The script does have depth to it, rooting Abagnale’s actions in his trauma from a broken family and witnessing his father’s humiliating fall into poverty after charges of tax evasion. The film suggests this to be the main motive for Abagnale’s actions – a misguided attempt to redeem his father and take back what was taken from him. This theme of a son trying to win his father’s respect gives the film a heft that balances the fluff – especially as it’s clear the son has taken many of the wrong lessons from his father’s life on the edges of legality. It’s helped in this respect by a wonderful performance of twinkly charm and fatherly pride by Christopher Walken, combined with a sly sense of roguishness.

Leonardo DiCaprio is the motor that really makes this film work. His boyish good looks are perfect for this and he has both the confidence to convince as a trickster and the vulnerability to be the young boy underneath. As such he has the lightness of touch that the story needs and the acting chops to convey the inner pain Abagnale is working so hard to soothe. He’s also effortlessly charming and endearing here, surely the perfect traits of a con man.

For the rest of the cast, Tom Hanks very generously plays second banana as the investigator and gives the role a strong sense of the surrogate father.

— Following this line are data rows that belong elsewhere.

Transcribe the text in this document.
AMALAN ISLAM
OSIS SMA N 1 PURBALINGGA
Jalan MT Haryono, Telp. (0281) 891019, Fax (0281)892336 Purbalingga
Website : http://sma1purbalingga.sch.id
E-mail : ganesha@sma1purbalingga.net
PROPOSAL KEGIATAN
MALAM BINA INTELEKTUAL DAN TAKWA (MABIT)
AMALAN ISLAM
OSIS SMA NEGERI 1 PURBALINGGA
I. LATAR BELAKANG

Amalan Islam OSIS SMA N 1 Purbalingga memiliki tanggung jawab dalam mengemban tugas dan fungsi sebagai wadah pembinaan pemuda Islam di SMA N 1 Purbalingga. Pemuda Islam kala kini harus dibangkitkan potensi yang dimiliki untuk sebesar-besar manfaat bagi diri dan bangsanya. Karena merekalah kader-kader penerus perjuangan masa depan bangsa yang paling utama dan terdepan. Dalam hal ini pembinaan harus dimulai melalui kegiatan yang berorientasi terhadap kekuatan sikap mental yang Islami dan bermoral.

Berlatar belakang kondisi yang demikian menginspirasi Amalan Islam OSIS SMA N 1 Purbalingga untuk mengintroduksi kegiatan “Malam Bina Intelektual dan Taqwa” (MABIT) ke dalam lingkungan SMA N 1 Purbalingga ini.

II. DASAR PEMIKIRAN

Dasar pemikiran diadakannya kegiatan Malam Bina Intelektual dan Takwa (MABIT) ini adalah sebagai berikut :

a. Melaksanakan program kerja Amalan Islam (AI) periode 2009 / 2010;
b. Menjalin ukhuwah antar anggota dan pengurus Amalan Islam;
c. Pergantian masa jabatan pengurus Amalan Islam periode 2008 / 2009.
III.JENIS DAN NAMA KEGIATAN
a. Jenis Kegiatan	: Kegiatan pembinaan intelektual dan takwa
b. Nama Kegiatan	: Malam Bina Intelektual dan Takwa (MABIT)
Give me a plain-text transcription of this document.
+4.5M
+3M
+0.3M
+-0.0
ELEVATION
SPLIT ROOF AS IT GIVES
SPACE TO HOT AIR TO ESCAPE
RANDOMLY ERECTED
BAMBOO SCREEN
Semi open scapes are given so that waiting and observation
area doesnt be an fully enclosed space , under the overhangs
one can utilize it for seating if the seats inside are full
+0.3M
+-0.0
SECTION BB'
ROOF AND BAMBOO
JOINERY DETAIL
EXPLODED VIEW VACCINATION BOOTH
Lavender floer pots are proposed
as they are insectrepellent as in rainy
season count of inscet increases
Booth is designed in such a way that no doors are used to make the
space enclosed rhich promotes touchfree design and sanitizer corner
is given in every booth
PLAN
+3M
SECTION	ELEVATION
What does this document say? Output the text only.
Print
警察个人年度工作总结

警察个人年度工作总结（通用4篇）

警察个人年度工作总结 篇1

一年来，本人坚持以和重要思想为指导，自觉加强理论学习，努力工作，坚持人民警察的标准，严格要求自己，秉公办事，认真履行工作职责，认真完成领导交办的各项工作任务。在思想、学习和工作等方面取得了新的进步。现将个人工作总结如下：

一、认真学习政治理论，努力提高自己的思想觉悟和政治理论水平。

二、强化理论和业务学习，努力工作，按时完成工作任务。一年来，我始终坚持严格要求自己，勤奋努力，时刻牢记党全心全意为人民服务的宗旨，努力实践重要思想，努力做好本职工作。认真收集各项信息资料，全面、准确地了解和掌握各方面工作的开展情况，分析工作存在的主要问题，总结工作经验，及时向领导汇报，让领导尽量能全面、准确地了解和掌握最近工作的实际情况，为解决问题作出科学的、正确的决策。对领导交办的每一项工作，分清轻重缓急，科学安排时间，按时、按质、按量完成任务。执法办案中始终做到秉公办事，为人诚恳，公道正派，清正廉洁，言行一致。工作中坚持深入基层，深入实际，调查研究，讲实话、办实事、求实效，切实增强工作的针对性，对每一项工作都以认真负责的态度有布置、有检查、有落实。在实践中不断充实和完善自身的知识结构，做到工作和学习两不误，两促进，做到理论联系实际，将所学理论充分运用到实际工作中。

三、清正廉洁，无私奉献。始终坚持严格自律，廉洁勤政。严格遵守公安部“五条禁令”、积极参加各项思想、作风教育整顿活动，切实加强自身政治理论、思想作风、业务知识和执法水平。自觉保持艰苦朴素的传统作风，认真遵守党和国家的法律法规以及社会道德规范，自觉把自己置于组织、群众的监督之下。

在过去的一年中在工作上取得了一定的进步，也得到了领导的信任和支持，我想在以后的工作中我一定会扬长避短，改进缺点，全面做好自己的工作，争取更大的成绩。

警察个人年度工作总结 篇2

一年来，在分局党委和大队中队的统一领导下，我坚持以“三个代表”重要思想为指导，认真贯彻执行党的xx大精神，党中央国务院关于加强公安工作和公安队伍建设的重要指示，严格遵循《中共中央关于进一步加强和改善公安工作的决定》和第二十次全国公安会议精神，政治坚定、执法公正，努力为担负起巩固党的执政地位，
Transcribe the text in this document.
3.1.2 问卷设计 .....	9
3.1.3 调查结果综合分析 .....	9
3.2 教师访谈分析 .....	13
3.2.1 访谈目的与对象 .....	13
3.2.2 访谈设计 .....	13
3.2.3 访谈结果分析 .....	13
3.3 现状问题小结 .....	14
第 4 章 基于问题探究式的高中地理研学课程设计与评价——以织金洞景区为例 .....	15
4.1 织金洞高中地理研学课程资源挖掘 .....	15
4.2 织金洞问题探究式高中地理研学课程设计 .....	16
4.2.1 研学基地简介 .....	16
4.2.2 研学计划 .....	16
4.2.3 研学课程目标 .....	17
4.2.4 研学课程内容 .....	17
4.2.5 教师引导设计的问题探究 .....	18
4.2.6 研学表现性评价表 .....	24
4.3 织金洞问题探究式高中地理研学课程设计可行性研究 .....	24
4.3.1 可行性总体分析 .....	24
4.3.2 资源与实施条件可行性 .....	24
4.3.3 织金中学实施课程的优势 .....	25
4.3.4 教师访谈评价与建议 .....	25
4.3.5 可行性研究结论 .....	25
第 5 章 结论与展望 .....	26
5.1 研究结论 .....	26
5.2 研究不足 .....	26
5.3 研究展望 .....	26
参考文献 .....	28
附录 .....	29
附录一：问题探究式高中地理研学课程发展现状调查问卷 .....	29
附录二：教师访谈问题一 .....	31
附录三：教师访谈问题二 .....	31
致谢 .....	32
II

Amy Adams in one of her first roles is wonderfully sweet as Abagnale’s fiancée, totally unaware that he is a 17 year old kid. Martin Sheen and Natalie Baye also give good performances.

The film is a light and frothy confection that shades in just the right amount of nuance and depth to make us care for its lead character. With John Williams’ zippy score and its luscious recreation of the late 1960s, it’s also a film in love with the vibrancy of the era. A terrific unpretentious entertainment, it’s not one of its director’s great works, but it might be one of his most joyful.